She had tried to wake him to break the awful cycle of memories but when his eyes opened, Ryan had looked straight through her. Then, he had been angry and irritable. Instead of finding comfort in each other, he had pulled away from her to roam downstairs for the remaining hours of the night.
She said nothing of that to Mark.
“I don’t understand the mentality,” she picked up the thread of their conversation. “I don’t understand why people would chant and do unspeakable acts of violence in the name of – what? Satan?”
Mark watched the confusion, the yearning to understand, and wished that he could help her.
“People have committed all kinds of unspeakable acts over the centuries, in the name of one religion or another.”
Anna frowned.
‘You think the Circle considered their cult to be a religion of some kind?”
“The press seems to think they’re pagans, without a religion,” was all he said.
“You and I both know that’s a generalisation.” As a historian specialising in pagan history, she knew better than most that it was misleading to apply such a vague label, especially in relation to contemporary practices.
Mark shrugged.
“I suppose it’s true, in a technical sense. If by ‘pagan’, they mean anyone who does not follow the orthodox, usually Christian viewpoint, then you could say that the Circle on Holy Island was pagan.”
“You’re saying they were ‘unorthodox’?” Anna laughed. “Surely, that’s an understatement. There are perfectly harmless groups of neo-Pagans all around the country who dance and sing to the solstice, hoping for a good yield. The men and women who comprised the Circle were mentally unstable.”
“Lucky, then, that it’s been disbanded.”
“I’m not sure that it has been,” she spoke seriously again.
Mark raised his eyebrows.
“What makes you say that?”
Anna locked her warm brown eyes onto his and he felt the usual pull in return.
“You said yourself, the dates are significant,” she avoided answering the question fully, once again conscious that she was not at liberty to discuss the ritual markings found on Claire Burns’ body.
“That could easily be a question of chance,” he said reasonably.
She tucked her feet up beside her on the sofa opposite him, unconsciously returning to the foetal position as she thought of her misgivings yesterday.
“I know you’re right,” she said, trying to project an air of confidence. “I think I’m getting paranoid in my old age.”
She offered a weak smile but he was unconvinced.
“Anna, you know how much I care about you,” he said earnestly, thinking that she had no conception of how much he cared. “If there’s anything I can do to help you, I will.”
She shook her head.
“No, really.

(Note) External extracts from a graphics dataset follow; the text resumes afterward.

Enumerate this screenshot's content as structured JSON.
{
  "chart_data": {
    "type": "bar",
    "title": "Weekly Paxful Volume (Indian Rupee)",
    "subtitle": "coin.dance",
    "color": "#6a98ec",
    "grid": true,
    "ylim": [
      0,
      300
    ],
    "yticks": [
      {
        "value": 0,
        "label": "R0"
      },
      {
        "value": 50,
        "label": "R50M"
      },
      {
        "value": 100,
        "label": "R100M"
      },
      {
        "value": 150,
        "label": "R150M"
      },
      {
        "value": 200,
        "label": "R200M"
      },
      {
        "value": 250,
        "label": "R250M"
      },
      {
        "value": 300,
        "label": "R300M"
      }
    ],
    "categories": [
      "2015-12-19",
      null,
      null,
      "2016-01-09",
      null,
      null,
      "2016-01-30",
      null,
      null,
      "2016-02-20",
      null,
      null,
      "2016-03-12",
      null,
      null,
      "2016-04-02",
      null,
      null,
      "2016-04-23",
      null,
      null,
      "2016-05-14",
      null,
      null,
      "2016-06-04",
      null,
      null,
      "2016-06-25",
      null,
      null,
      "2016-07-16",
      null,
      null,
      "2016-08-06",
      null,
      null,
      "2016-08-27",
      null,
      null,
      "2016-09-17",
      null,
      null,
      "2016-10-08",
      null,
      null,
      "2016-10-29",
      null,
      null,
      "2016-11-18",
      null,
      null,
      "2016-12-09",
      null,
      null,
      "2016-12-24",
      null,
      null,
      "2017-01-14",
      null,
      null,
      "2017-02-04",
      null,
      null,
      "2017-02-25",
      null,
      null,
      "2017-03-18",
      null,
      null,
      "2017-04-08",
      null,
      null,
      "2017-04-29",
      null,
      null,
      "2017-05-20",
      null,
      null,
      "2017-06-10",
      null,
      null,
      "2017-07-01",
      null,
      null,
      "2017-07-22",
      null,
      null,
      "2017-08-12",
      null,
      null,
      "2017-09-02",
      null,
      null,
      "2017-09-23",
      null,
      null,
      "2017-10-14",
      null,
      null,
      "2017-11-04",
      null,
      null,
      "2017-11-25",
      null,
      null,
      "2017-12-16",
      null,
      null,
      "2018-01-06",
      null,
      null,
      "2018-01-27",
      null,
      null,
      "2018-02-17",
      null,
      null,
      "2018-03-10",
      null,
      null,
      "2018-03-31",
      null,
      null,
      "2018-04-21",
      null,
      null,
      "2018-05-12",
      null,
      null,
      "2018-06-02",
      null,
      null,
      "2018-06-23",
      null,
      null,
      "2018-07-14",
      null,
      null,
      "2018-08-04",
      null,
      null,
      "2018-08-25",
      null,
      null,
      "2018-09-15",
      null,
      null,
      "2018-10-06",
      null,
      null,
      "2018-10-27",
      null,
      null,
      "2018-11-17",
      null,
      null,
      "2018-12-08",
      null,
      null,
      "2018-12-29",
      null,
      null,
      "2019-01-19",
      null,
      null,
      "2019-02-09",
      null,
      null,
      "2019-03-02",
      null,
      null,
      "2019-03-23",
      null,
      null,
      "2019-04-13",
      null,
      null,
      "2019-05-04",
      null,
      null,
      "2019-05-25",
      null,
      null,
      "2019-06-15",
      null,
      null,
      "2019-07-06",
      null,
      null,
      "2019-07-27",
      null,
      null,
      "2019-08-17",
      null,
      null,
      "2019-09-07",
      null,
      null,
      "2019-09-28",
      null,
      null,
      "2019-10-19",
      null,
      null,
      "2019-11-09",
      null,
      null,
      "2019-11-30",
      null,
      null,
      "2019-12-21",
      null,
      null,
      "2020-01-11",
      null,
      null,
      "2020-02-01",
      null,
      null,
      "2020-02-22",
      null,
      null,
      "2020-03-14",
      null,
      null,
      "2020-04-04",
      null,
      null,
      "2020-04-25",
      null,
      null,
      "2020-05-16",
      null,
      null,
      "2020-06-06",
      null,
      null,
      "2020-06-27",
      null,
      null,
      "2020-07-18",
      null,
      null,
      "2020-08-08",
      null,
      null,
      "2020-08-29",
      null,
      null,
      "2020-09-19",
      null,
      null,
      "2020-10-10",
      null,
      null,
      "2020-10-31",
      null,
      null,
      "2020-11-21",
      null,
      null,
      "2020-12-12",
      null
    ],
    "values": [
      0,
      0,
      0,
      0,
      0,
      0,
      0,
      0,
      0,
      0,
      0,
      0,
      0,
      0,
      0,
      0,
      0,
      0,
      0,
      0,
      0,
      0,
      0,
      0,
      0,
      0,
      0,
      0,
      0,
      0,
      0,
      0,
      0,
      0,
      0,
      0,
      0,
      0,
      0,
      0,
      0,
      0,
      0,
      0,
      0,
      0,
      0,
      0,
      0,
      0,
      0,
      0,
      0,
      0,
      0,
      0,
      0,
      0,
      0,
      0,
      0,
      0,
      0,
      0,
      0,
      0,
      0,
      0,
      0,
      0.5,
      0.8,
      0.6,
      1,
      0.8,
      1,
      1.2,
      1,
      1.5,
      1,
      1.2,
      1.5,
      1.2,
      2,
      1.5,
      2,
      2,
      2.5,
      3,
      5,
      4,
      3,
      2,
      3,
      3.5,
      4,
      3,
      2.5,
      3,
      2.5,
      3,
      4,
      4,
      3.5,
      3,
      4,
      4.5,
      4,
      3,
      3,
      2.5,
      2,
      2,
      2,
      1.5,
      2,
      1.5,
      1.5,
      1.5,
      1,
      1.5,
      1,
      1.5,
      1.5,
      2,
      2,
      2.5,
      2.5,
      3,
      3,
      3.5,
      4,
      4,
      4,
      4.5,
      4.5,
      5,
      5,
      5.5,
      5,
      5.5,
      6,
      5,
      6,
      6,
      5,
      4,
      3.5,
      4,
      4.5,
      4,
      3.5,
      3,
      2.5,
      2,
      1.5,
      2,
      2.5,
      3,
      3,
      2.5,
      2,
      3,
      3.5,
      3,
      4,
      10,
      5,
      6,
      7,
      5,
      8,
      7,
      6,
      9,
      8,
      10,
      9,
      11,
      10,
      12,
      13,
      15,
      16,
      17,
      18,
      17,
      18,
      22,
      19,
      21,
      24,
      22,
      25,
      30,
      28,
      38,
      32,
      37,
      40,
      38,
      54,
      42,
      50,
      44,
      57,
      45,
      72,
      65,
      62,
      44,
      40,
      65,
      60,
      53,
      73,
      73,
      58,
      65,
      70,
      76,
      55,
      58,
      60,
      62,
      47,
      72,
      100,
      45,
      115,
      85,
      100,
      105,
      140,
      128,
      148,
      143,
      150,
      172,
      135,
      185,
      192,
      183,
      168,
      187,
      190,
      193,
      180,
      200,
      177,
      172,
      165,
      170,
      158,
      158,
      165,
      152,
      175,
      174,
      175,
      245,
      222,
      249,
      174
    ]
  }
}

I’m being silly. I’m probably tired, after one or two late nights.”
They began to talk of other things; of history, of the places they had visited around the world and the countries yet to see. All the time, Mark remained painfully aware of the subordinate position he occupied in her life and, try as he might, he could not help resenting it.
Keir Edwards completed a new personal best in abdominal crunches and was pleased with the results when he surveyed himself critically in the short panel of reflective Perspex, which passed for a window. The six-pack he had been so proud of was developing into a ridge of eight now. That was one of the few good things about spending long hours with only himself for company: he could devote himself to … himself.
Chuckling, he angled himself to check the time on the white clock hanging at the end of the hallway. It was nearly time for his regular eleven-fifteen telephone call.
He checked and re-checked the corridors for signs of life, but heard only the usual ranting and shouting from the solitary cells around him.
When he was satisfied that he would not be disturbed by a wayward guard, he tugged the metal bed away from the wall and with extreme care, removed a corner of one of the breeze-blocks which lined the walls. Inside the cavity, there was a grey sock, inside of which rested a pay-as-you-go mobile phone with the ringer muted.
He tugged it free and waited for the call to come.
He spent a few minutes discussing recent developments and then replaced the phone inside the hollowed space, happy with the day’s entertainment so far. He considered topping it off with a phone call to one or other of the pathetic women who wrote to him almost daily, vowing undying love and affection, but the thought of having to feign interest bored him before he had even begun.
Perhaps, on a slow day, he’d get around to it.
At the same time that Mark Bowers left Anna’s cottage, Ryan found MacKenzie at her desk in CID Headquarters.